Bei näherem Hinsehen waren noch zahllose andere derartige Höhlenwohnungen zu entdecken. Banken, Zeitungsredaktionen, Restaurationen hatten sich alle in ihre Keller zurückgezogen, wo sie nach Möglichkeit den Betrieb so fortsetzten wie gewöhnlich. Über jeder Höhlenwohnung aber wehte eine Fahne als Wahrzeichen des wieder in Gang gesetzten Betriebs. Das brachte eine freundliche und hoffnungsvolle Note, die gar keine traurige Stimmung aufkommen ließ, in dies Bild der Zerstörung, und man war wohl geneigt, jenem Spaßvogel zuzustimmen, der da an dem stehengebliebenen Eisengerüst eines Wolkenkratzers ein weithin sichtbares Schild mit den Worten anbringen ließ:
Crashed brut not crushed
Down but not out!
Noch nie war in San Francisco der Optimismus so zu Hause gewesen wie damals, in den Zeiten des Unglücks. Von allen Enden der Erde kam das unruhige Volk der Abenteurer, das überall dabei sein muß, wo etwas los ist, sei es nun eine neu entdeckte Goldmine, oder eine Weltausstellung, oder nur eine Feuersbrunst oder ein Erdbeben; die Schar der beutelustigen Habenichts, die bei jeder Störung des Gleichgewichts der sozialen Ordnung noch immer aus dem Boden schießen wie das Unkraut unter den Hexenfüßen. Jeder „box car“, der aus dem Osten kam, spie neue Scharen aus. Von Australien, von Neuseeland, von Europa selbst kam eine Schiffsladung nach der anderen. San Francisco war abgebrannt. Da gab es Dollars zu verdienen beim Wiederaufbau. Da brauchte man Handwerksleute und musste sie bezahlen! Der Buchhalter kaufte sich eine Säge und nannte sich Zimmermann. Tanzmeister gingen unter die Maurer. Es gab eine große Umgruppierung aller Berufe. Zwischen den Ruinen baute sich ein Zeltlager von nie gesehener Größe auf. Nicht einmal zu Sutters Zeiten hatte der Name San Francisco einen solchen Klang!
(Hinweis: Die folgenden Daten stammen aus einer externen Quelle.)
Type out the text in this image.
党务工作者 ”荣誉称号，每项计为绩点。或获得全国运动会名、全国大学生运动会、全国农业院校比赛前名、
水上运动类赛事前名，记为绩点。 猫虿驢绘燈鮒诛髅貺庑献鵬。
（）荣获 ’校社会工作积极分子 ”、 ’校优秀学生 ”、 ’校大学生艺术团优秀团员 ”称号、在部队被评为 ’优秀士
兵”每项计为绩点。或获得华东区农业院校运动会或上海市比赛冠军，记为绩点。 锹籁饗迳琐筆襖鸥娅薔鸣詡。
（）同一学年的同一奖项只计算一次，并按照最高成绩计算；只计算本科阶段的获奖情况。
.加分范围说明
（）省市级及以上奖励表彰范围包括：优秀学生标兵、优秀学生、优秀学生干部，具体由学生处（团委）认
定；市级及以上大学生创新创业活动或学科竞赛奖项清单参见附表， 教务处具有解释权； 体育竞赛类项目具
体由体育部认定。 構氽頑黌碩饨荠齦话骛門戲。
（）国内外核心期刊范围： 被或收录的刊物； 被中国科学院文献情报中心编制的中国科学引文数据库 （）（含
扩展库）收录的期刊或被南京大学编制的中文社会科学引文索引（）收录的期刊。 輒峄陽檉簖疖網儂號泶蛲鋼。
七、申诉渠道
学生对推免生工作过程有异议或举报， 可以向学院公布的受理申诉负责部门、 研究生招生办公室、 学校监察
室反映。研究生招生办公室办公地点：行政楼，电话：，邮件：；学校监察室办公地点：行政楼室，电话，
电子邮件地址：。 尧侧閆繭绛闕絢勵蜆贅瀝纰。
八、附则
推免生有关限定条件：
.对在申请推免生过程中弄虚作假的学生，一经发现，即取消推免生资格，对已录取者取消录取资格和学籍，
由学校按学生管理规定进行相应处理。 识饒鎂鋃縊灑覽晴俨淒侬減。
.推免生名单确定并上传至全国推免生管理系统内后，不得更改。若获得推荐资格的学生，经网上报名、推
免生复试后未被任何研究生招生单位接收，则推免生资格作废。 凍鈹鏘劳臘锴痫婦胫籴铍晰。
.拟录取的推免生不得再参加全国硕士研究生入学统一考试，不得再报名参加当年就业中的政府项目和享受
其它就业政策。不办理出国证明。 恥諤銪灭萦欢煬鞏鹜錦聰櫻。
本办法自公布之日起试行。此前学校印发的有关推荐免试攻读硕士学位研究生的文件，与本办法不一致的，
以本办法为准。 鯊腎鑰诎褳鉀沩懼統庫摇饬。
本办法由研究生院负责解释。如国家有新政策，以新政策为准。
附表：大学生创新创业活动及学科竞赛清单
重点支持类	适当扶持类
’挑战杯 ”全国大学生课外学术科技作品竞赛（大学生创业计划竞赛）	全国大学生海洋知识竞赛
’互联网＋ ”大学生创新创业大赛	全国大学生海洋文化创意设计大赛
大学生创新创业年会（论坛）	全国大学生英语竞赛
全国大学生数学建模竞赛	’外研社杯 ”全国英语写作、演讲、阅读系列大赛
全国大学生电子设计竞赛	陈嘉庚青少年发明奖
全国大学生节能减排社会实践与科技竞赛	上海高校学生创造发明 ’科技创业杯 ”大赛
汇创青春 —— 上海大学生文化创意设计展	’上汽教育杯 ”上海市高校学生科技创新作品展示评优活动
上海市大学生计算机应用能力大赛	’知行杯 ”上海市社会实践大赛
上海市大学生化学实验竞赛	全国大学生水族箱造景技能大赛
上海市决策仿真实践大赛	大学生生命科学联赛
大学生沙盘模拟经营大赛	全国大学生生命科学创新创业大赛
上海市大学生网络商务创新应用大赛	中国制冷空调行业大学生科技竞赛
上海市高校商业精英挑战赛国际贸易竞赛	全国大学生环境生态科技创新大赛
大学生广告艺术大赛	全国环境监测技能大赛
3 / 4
Die ganze Welt war lebendig von San-Francisco-Fahrern; von solchen, die geschwellt mit tausend Hoffnungen, zum Goldenen Tor zogen, und anderen, die mit leerem Geldbeutel, aber um eine Erfahrung reicher, von dorther kamen. Denn dieser Wiederaufbau wollte nicht so schnell und reibungslos vonstatten gehen, wie man das damals schon mit amerikanischem Überschwang in die Welt hinausschrie, während noch das Feuer in den Straßen wütete. Erdbeben oder Feuer – das war hier die Frage. Schon seit Jahresfrist rauften sich die Advokaten hierüber vor den verschiedenen Gerichtshöfen. Je nach dem Ausfall der verschiedenen Entscheidungen gaben die Banken Kredit auf die zu erwartenden Versicherungssummen oder entzogen ihn wieder. Und dementsprechend war es tot oder lebendig auf den Baustellen. Es war ein Generalstreik mit Unterbrechungen.